With that goal in mind, the Surrogacy Center of Philadelphia has developed exceptional resources to help along the way. While it is important for all parties that surrogates are screened for physical and mental health, this includes an extensive one-on-one session with a therapist familiar with surrogacy and all the unique stressors that go with it.
An independent attorney reviews the contract with the surrogate, and since that cost is covered by the agency is no worry about rushing to keep hourly legal fees down. “We wanted to take that pressure off because this is not something you want to rush through. People should ask all the questions they want and get a complete understanding of what they’re signing.” The attorney will also help with the pre-birth order, which gives parental rights to the intended parents in advance of birth.

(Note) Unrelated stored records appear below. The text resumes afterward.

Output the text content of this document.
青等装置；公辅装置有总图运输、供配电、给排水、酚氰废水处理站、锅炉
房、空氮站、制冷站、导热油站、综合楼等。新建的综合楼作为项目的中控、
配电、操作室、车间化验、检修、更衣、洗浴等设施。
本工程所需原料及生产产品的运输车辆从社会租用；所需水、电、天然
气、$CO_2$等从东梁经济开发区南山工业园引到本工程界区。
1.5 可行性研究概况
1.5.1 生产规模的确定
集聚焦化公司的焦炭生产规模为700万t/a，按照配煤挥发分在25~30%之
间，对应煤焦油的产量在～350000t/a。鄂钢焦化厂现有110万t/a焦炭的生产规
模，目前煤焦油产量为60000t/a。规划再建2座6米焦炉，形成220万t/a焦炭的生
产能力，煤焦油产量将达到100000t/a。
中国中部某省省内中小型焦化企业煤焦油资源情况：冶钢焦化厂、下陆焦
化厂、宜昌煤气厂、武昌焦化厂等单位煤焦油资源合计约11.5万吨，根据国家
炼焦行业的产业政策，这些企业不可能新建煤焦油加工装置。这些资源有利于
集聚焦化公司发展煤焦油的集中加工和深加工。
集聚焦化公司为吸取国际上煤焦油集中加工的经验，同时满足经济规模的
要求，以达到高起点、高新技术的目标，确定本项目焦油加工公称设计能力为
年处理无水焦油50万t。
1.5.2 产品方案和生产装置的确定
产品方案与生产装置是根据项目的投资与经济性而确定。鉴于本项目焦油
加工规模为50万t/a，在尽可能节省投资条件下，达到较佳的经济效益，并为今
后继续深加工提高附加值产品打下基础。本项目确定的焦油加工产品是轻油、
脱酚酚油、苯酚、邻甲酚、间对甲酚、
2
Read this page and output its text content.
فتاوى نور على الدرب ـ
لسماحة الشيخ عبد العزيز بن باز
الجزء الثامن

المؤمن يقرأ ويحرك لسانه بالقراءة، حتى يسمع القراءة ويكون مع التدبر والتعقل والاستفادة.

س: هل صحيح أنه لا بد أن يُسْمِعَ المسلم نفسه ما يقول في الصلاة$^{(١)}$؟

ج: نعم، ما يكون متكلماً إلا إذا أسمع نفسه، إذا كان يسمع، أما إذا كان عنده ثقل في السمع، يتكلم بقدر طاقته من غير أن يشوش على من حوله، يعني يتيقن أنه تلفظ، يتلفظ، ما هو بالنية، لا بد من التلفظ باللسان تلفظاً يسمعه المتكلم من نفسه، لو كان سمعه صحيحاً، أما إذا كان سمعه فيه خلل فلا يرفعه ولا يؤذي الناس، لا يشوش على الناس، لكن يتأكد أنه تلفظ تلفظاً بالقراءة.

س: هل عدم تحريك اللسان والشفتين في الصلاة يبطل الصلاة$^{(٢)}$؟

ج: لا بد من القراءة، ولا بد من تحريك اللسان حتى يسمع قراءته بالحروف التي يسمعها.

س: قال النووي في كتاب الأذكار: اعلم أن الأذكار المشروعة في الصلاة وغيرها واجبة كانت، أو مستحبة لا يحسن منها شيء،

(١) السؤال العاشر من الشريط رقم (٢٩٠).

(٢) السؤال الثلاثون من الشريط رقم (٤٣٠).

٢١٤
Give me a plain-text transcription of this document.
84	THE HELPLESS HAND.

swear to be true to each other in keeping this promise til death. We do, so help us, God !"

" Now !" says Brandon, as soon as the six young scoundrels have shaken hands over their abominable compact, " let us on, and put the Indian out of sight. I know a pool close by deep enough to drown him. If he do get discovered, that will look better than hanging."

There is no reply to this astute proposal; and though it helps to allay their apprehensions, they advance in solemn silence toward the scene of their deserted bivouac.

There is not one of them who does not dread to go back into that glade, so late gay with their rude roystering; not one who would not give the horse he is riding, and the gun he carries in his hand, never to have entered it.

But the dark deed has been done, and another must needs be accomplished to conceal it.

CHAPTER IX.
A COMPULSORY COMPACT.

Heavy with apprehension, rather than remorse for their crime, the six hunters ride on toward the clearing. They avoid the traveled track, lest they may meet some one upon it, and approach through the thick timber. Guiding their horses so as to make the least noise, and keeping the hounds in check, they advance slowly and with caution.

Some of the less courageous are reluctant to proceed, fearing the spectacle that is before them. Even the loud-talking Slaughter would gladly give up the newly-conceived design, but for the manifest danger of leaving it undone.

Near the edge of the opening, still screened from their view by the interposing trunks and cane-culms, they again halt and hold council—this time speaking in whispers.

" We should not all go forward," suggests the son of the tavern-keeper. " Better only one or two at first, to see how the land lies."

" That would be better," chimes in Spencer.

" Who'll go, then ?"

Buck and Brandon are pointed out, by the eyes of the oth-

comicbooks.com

And while compensation is certainly only part of surrogacy, McAfee wanted to make sure the process would not only create a family for the intended parents, but also help surrogates and their families achieve their own goals. So, every surrogate in the program has a financial advisor that helps them understand their compensation package and works with them to set and achieve their financial goals – whether that is paying off debt or saving for college. Compensation is held in an account with a professional escrow firm that releases monthly payments.
In describing the extraordinary decision to become a surrogate, McAfee explains that when intended parents opt for this route, they have already tried everything else and experienced so much heartache—from unsuccessful fertility treatments to miscarriages, but:
“You’re it—you’re the one who’s going to give them that chance to have the family they’ve wanted to have for so long. When you give someone the gift they’ve been hoping for forever, you’re making someone’s dream come true. I really want other women to experience that.”